(Note: I forgot about this! But we’re cleaning up old computers here and I dug it out of some files that go back aways. This was the original beginning to Gordath Wood. It had zippy dialog and character development and I hated to see it go. But this guy, Harris? I have no idea where he came from or where he went, so starting the novel with his problem was, well, problematic. So long, Harris. Be happy, dude.)

Lynn Romano threaded through the crowd around the warmup ring, shouldering between horses, riders, and spectators. She squirmed between someone’s black warmblood with a checkerboard design gleaming on its huge haunches and a tall skinny man at ringside. In the ring, a rider on a chestnut thoroughbred nodded to the judges and put his horse into a canter, circling before he began his course. Everyone around the ring hushed as the chestnut soared over the first fence, a simple four-foot rail decorated with plastic flowers.

Lynn watched for only a moment before turning to the skinny man. “Harris,” she said. “What the hell is going on?”

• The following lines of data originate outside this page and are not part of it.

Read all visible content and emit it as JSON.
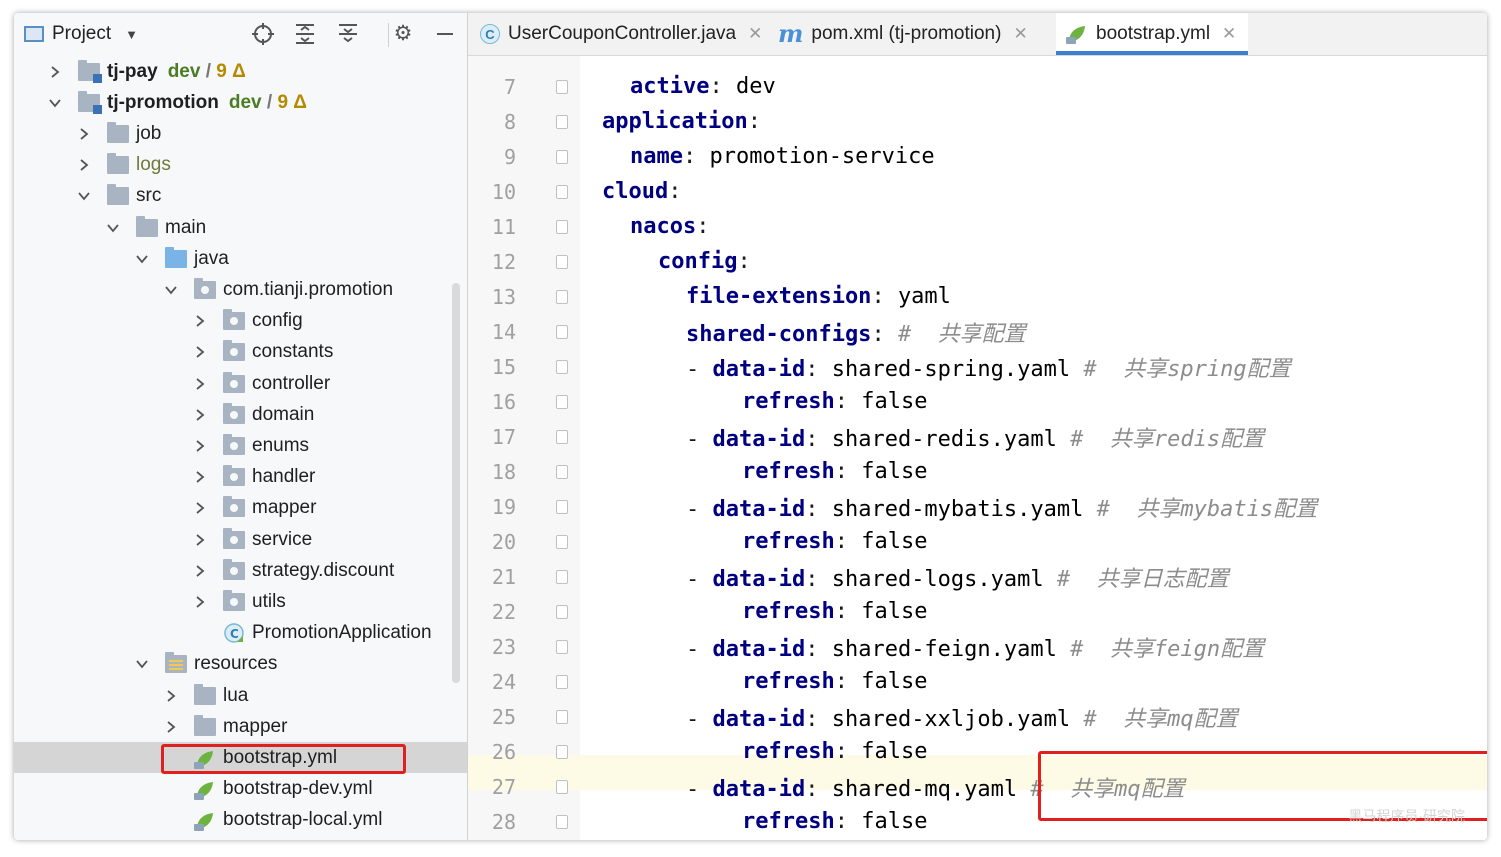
{
  "project_panel": {
    "title": "Project",
    "tree": [
      {
        "label": "tj-pay",
        "type": "module",
        "expanded": false,
        "level": 0,
        "bold": true,
        "vcs": {
          "branch": "dev",
          "sep": " / ",
          "changes": "9 Δ"
        }
      },
      {
        "label": "tj-promotion",
        "type": "module",
        "expanded": true,
        "level": 0,
        "bold": true,
        "vcs": {
          "branch": "dev",
          "sep": " / ",
          "changes": "9 Δ"
        }
      },
      {
        "label": "job",
        "type": "folder",
        "expanded": false,
        "level": 1
      },
      {
        "label": "logs",
        "type": "folder",
        "expanded": false,
        "level": 1,
        "olive": true
      },
      {
        "label": "src",
        "type": "folder",
        "expanded": true,
        "level": 1
      },
      {
        "label": "main",
        "type": "folder",
        "expanded": true,
        "level": 2
      },
      {
        "label": "java",
        "type": "folder-blue",
        "expanded": true,
        "level": 3
      },
      {
        "label": "com.tianji.promotion",
        "type": "package",
        "expanded": true,
        "level": 4
      },
      {
        "label": "config",
        "type": "package",
        "expanded": false,
        "level": 5
      },
      {
        "label": "constants",
        "type": "package",
        "expanded": false,
        "level": 5
      },
      {
        "label": "controller",
        "type": "package",
        "expanded": false,
        "level": 5
      },
      {
        "label": "domain",
        "type": "package",
        "expanded": false,
        "level": 5
      },
      {
        "label": "enums",
        "type": "package",
        "expanded": false,
        "level": 5
      },
      {
        "label": "handler",
        "type": "package",
        "expanded": false,
        "level": 5
      },
      {
        "label": "mapper",
        "type": "package",
        "expanded": false,
        "level": 5
      },
      {
        "label": "service",
        "type": "package",
        "expanded": false,
        "level": 5
      },
      {
        "label": "strategy.discount",
        "type": "package",
        "expanded": false,
        "level": 5
      },
      {
        "label": "utils",
        "type": "package",
        "expanded": false,
        "level": 5
      },
      {
        "label": "PromotionApplication",
        "type": "java",
        "expanded": null,
        "level": 5
      },
      {
        "label": "resources",
        "type": "resources",
        "expanded": true,
        "level": 3
      },
      {
        "label": "lua",
        "type": "folder",
        "expanded": false,
        "level": 4
      },
      {
        "label": "mapper",
        "type": "folder",
        "expanded": false,
        "level": 4
      },
      {
        "label": "bootstrap.yml",
        "type": "yml",
        "expanded": null,
        "level": 4,
        "selected": true
      },
      {
        "label": "bootstrap-dev.yml",
        "type": "yml",
        "expanded": null,
        "level": 4
      },
      {
        "label": "bootstrap-local.yml",
        "type": "yml",
        "expanded": null,
        "level": 4
      }
    ],
    "toolbar_icons": [
      "locate-icon",
      "expand-all-icon",
      "collapse-all-icon",
      "gear-icon",
      "minimize-icon"
    ]
  },
  "editor": {
    "tabs": [
      {
        "label": "UserCouponController.java",
        "icon": "class-icon",
        "active": false
      },
      {
        "label": "pom.xml (tj-promotion)",
        "icon": "maven-icon",
        "active": false
      },
      {
        "label": "bootstrap.yml",
        "icon": "spring-yml-icon",
        "active": true
      }
    ],
    "lines": [
      {
        "n": "7",
        "indent": 2,
        "key": "active",
        "value": "dev",
        "comment": ""
      },
      {
        "n": "8",
        "indent": 1,
        "key": "application",
        "value": "",
        "comment": ""
      },
      {
        "n": "9",
        "indent": 2,
        "key": "name",
        "value": "promotion-service",
        "comment": ""
      },
      {
        "n": "10",
        "indent": 1,
        "key": "cloud",
        "value": "",
        "comment": ""
      },
      {
        "n": "11",
        "indent": 2,
        "key": "nacos",
        "value": "",
        "comment": ""
      },
      {
        "n": "12",
        "indent": 3,
        "key": "config",
        "value": "",
        "comment": ""
      },
      {
        "n": "13",
        "indent": 4,
        "key": "file-extension",
        "value": "yaml",
        "comment": ""
      },
      {
        "n": "14",
        "indent": 4,
        "key": "shared-configs",
        "value": "",
        "comment": "#  共享配置"
      },
      {
        "n": "15",
        "indent": 5,
        "dash": true,
        "key": "data-id",
        "value": "shared-spring.yaml",
        "comment": "#  共享spring配置"
      },
      {
        "n": "16",
        "indent": 6,
        "key": "refresh",
        "value": "false",
        "comment": ""
      },
      {
        "n": "17",
        "indent": 5,
        "dash": true,
        "key": "data-id",
        "value": "shared-redis.yaml",
        "comment": "#  共享redis配置"
      },
      {
        "n": "18",
        "indent": 6,
        "key": "refresh",
        "value": "false",
        "comment": ""
      },
      {
        "n": "19",
        "indent": 5,
        "dash": true,
        "key": "data-id",
        "value": "shared-mybatis.yaml",
        "comment": "#  共享mybatis配置"
      },
      {
        "n": "20",
        "indent": 6,
        "key": "refresh",
        "value": "false",
        "comment": ""
      },
      {
        "n": "21",
        "indent": 5,
        "dash": true,
        "key": "data-id",
        "value": "shared-logs.yaml",
        "comment": "#  共享日志配置"
      },
      {
        "n": "22",
        "indent": 6,
        "key": "refresh",
        "value": "false",
        "comment": ""
      },
      {
        "n": "23",
        "indent": 5,
        "dash": true,
        "key": "data-id",
        "value": "shared-feign.yaml",
        "comment": "#  共享feign配置"
      },
      {
        "n": "24",
        "indent": 6,
        "key": "refresh",
        "value": "false",
        "comment": ""
      },
      {
        "n": "25",
        "indent": 5,
        "dash": true,
        "key": "data-id",
        "value": "shared-xxljob.yaml",
        "comment": "#  共享mq配置"
      },
      {
        "n": "26",
        "indent": 6,
        "key": "refresh",
        "value": "false",
        "comment": ""
      },
      {
        "n": "27",
        "indent": 5,
        "dash": true,
        "key": "data-id",
        "value": "shared-mq.yaml",
        "comment": "#  共享mq配置"
      },
      {
        "n": "28",
        "indent": 6,
        "key": "refresh",
        "value": "false",
        "comment": ""
      }
    ],
    "current_line": "27"
  },
  "watermark": "黑马程序员·研究院",
  "colors": {
    "highlight_box": "#e0201e",
    "key": "#000080",
    "comment": "#8c8c8c",
    "active_tab_underline": "#3a80d0"
  }
}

Harris rested his arms on the fence rails. The sleeves of his smart hacking jacket were pushed back and his white stock was loosened at his throat. His head was bare — his plush black velvet hunt cap rested on the top of the fence post. He turned to look at Lynn and the look on his face, was, if not exactly blissful, the face of a man who had made a decision and found peace with it.

“I quit,” he said. “I told her, and she said fine, and said to find you. But I already quit, so –” he shrugged, making it quite clear that finding Lynn was no longer his problem.

Lynn felt a shriek coming on. Out of deference to the horse and rider negotiating the course (knocked a rail at the in-and-out, but it didn’t fall, so they still had a chance in the ribbons) she whispered instead.

“I know. Kate found me. And Joe, and Gina, oh, and Caroline, don’t forget her, she was her usual self about it too.” Hysteria caused her voice to rise and she tamped it down with effort. With a huge breath she said, “You can’t quit. You have to ride Dungiven in the next class.”

“I’m sorry, Lynn. I should have told you sooner, I know, but I’ve decided this just isn’t me anymore.” He waved a hand indicating the horses, the crowd, the loudspeaker announcing the winners in the pony classes.

“You decided this fifteen minutes before the Classic?” Her voice rose; the owner of the warmblood gave her a disgusted look, clucked to her horse, and led him away from the crazy woman shouting ringside. Lynn gave her glare for glare and wormed into the empty spot. “Why? Just tell me why? Wait—” she held up her hand. “I changed my mind. Tell me after the class, Harris. Please. One more class. That’s all I ask.” She tried to smile winningly and knew it came out as a ghastly grimace.

His smile became sad, a little rueful. “You know why. We’ve talked about it. Horse shows. All this money and effort and time – for what? So a bunch of rich snobs can play lord of the manor and dress up and we ride their horses and win their ribbons and sleep in tiny apartments over their barns.”

“It was worth it! That’s what we talked about, Harris! It was worth it! Not give it up!”

“Not anymore. Not for me.” He shook his head, forestalling her next protest. “You don’t want me to ride him, Lynn. Not with my heart not in it. Bad stuff happens.”

He walked off then, taking off his hacking jacket as he made his escape and flinging it over his shoulder. He left his hard hat on the fence post – Lynn picked it up and watched him head for the parking lot.